TV News anchors report news. Despite a world where nearly all express opinions – voice it publicly via Twitter and blogs – news people must remain as objective as possible. How can we rely on a dispassionate news voice, if a journalist rails against personal demons? Rick Sanchez is now the poster boy for that unfortunate phenomenon.
Rick Sanchez became yet another high profile media personality to crash and burn over spouting outrageous comments. Disturbing by any measure, it’s not even worth going over what happened – as is the case of Dr. Laura, Don Imus or Octavia Nasr. The parallel which runs through these sad cases of ‘foot in mouth’ affliction is these media biggies grew too big for New Media britches. Both Imus and Schlessinger spouted highly charged racial statements. Nasr took to Twitter to offer opinions on Israel and terrorism. The bitter fallout swept the country.

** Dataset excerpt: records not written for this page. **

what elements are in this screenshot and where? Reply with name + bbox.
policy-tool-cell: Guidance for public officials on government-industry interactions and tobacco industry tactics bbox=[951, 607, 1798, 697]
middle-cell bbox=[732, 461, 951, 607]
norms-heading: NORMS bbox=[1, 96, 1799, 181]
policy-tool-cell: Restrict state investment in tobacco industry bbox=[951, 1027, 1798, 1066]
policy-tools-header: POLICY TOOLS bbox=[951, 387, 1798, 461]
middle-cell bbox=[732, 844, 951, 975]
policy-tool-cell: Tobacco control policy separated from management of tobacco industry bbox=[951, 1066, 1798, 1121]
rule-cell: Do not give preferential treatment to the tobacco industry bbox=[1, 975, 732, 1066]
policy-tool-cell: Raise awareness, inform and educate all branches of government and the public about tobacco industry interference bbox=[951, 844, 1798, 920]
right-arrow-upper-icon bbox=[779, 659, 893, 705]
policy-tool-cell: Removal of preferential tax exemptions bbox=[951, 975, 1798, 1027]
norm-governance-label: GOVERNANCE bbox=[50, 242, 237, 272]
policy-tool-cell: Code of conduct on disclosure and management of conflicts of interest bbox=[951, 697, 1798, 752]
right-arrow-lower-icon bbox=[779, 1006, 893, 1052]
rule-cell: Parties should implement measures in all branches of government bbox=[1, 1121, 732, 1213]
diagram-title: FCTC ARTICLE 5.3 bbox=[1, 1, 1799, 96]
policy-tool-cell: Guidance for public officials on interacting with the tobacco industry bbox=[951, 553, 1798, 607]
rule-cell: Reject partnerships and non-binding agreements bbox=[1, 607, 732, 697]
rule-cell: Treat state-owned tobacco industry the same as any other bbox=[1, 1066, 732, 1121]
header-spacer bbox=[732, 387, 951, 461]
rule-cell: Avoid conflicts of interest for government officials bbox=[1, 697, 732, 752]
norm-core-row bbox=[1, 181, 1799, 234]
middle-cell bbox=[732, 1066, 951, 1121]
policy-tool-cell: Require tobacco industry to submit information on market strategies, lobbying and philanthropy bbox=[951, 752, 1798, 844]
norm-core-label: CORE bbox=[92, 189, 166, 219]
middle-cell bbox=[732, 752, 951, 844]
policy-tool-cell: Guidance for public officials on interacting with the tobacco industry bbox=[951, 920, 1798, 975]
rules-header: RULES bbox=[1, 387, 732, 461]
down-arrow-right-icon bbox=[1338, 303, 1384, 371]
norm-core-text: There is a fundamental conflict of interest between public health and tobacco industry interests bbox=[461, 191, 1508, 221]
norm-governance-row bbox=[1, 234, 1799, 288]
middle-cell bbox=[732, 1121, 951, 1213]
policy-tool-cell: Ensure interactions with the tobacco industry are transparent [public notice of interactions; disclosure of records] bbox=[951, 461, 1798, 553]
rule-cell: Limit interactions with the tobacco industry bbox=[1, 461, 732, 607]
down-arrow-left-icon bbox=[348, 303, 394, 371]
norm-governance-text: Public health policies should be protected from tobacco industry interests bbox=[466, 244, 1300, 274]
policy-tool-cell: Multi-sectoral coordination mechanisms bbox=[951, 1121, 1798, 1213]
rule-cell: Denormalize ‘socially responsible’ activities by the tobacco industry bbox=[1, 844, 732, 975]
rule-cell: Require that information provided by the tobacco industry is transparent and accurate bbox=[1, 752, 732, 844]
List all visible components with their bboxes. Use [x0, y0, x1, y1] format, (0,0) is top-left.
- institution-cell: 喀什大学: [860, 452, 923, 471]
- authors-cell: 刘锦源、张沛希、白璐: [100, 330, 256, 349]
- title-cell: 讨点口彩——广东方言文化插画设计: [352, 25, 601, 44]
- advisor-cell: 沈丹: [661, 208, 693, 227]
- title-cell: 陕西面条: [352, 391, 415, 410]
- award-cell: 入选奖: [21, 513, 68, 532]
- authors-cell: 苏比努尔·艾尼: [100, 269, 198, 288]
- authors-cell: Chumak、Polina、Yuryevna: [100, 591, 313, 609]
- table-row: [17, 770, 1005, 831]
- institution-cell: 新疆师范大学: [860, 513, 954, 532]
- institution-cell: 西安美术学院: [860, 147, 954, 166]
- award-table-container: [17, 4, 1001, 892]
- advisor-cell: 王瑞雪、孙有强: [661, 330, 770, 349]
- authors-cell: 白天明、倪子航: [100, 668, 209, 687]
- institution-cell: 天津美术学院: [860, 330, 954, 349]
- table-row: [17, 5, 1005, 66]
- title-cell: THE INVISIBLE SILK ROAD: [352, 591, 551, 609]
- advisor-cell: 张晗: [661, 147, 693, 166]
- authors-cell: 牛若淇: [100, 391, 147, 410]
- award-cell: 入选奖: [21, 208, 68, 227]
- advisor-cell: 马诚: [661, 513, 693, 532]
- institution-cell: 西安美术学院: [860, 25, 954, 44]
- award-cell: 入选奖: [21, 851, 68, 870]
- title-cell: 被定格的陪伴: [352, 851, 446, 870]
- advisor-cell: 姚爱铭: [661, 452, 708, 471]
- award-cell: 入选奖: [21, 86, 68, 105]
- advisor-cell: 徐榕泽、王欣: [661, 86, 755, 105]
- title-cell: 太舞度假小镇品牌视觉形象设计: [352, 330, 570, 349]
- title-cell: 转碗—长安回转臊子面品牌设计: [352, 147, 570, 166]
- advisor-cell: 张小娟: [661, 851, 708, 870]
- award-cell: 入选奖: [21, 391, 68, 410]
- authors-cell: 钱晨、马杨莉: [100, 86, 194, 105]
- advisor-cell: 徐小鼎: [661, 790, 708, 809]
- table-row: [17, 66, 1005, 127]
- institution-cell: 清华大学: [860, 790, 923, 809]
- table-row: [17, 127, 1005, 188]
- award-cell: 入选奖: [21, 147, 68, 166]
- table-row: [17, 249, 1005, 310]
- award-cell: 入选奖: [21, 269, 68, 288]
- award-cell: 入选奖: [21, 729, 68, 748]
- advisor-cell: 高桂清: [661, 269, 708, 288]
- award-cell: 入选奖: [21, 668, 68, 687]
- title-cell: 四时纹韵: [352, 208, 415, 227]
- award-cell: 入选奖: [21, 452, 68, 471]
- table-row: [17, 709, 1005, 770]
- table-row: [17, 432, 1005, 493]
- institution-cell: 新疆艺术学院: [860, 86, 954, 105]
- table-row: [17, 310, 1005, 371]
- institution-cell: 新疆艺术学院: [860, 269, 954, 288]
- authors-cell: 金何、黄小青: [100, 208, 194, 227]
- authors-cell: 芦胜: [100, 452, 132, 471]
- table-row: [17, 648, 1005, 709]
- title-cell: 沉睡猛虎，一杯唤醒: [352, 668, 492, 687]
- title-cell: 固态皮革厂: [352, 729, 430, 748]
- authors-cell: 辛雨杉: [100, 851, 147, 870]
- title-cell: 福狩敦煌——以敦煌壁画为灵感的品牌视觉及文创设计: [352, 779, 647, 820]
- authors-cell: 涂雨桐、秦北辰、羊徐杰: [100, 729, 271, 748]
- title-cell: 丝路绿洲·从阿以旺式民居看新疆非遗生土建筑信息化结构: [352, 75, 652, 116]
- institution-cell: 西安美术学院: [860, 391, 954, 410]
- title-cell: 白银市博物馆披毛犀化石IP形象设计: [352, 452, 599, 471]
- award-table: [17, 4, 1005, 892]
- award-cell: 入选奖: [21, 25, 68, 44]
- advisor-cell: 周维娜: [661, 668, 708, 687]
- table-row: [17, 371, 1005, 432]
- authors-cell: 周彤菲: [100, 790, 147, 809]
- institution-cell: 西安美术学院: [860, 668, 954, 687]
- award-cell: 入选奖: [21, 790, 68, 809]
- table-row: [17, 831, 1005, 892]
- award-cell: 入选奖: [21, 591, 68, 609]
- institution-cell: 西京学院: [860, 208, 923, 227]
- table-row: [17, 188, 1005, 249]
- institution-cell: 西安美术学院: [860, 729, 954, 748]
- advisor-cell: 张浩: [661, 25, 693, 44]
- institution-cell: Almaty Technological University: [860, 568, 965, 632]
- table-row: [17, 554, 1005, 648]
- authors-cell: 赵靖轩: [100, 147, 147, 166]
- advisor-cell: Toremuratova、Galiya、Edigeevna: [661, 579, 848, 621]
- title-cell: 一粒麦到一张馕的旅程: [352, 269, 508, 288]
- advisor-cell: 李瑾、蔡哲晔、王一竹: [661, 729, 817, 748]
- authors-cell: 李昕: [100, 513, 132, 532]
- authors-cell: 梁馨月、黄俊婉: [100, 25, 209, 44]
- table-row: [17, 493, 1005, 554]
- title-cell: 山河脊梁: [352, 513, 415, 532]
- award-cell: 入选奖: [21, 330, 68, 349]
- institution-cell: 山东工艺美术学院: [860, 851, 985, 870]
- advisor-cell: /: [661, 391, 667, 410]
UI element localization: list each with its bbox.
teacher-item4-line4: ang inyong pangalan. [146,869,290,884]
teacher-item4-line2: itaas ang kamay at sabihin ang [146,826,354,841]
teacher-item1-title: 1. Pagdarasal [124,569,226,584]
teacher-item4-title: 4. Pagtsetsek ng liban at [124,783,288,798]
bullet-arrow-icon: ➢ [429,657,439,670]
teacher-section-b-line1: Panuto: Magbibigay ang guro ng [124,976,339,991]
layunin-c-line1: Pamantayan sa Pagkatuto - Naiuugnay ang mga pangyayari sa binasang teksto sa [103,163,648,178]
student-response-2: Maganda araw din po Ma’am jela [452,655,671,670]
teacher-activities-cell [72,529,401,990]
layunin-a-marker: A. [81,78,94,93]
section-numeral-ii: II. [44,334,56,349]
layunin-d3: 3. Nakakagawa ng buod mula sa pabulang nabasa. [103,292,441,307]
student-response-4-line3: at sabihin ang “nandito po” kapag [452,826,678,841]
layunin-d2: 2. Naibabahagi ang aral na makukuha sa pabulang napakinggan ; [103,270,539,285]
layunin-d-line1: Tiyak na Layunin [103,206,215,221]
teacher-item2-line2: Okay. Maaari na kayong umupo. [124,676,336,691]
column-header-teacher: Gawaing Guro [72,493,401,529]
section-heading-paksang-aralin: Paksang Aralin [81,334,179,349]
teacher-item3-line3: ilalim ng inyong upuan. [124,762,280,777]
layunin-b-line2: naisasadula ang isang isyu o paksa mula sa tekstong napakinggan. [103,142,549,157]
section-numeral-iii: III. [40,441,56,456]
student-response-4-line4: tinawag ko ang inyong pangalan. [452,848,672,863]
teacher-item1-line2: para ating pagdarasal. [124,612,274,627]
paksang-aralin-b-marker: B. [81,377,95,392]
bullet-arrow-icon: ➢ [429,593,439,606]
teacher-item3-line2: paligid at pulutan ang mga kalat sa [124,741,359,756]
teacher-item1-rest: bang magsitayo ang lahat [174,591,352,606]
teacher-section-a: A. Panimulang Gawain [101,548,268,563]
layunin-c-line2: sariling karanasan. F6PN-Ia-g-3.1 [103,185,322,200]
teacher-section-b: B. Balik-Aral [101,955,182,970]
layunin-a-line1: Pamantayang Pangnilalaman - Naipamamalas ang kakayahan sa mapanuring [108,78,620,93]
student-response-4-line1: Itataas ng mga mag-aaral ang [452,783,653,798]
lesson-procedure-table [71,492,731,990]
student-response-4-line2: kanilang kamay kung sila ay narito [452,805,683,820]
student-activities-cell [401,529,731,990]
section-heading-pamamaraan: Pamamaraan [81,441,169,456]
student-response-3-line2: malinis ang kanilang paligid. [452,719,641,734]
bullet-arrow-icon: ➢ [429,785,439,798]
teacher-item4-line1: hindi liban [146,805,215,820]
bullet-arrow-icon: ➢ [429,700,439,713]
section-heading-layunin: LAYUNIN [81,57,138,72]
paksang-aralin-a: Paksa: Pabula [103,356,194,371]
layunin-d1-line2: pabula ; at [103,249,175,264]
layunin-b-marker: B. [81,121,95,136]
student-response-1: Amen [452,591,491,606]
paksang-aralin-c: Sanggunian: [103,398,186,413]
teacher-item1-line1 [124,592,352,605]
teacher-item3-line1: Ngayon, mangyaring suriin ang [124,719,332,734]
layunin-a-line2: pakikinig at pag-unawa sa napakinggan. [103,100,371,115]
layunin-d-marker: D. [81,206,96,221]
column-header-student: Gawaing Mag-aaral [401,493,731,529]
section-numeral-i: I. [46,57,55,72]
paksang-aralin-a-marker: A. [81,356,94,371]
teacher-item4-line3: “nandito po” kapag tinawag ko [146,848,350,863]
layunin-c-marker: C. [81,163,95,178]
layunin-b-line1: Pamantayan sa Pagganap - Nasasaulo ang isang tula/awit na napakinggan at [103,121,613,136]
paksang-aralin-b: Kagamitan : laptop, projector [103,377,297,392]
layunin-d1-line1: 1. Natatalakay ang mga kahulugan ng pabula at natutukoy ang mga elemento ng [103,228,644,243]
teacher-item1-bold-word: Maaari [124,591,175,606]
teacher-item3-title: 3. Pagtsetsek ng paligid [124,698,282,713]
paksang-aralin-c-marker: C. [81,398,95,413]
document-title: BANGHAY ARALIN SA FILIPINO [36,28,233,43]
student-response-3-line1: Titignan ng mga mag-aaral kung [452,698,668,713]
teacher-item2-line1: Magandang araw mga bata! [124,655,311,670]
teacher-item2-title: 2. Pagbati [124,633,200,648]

Nasr, as an editor at CNN for Middle East affairs, was punished as too opinionated. Dr. Laura, after her on air explosion, realized how clumsily she handled the racial incident. It hit Imus – eventually – that jokes he said about a girl basketball team were totally out of bounds. Now there’s Rick Sanchez.
Sanchez, a likable enough TV news guy, seemed to grow more important – to himself anyway – by constantly reminding us he was one of the first to use New Media tools Twitter and Facebook. He’d routinely get thousands of tweet and texts from CNN viewers. It appeared Sanchez was headed for superstar media status like Geraldo Rivera, Glenn Beck or Keith Olbermann. Indeed, on a few occasions, he tangled with MSNBC’s Olbermann.
The mistake Rick Sanchez made was that these pundits are far more entertainment figures than news readers. Geraldo Rivera’s a rare one who seems to be able to do it all – shuttle between his old Oprah style talk show, and hard news. Glenn Beck, Bill O’Reilly or Keith Olbermann – these are commentators and op-ed jockeys. They don’t so much report news, as comment on it and make it. Finally, when all is said and done, they’re more entertainers – infotainers? – than journalists.
Rick Sanchez tried to break away from a news gig to become more of a commentator, to offer his opinions on the world. When he came onto Pete Dominick’s Sirius show, he blasted CNN, Jon Stewart and media in general in a way that Bill O’Reilly or Keith Olbermann might. He became blurred with his own media image and with the simple, if frustrating fact, that some people get away with nearly anything because of position or fame.
Sorry, Rick, you forgot who you were, or who you were supposed to be. Your CNN job was to report news objectively. You aren’t Howard Stern, or Rachel Maddow, or for that matter Jon Stewart, who perhaps pushed you a bit too far. You weren’t at CNN to crudely shoot your mouth off, and not expect any repercussions.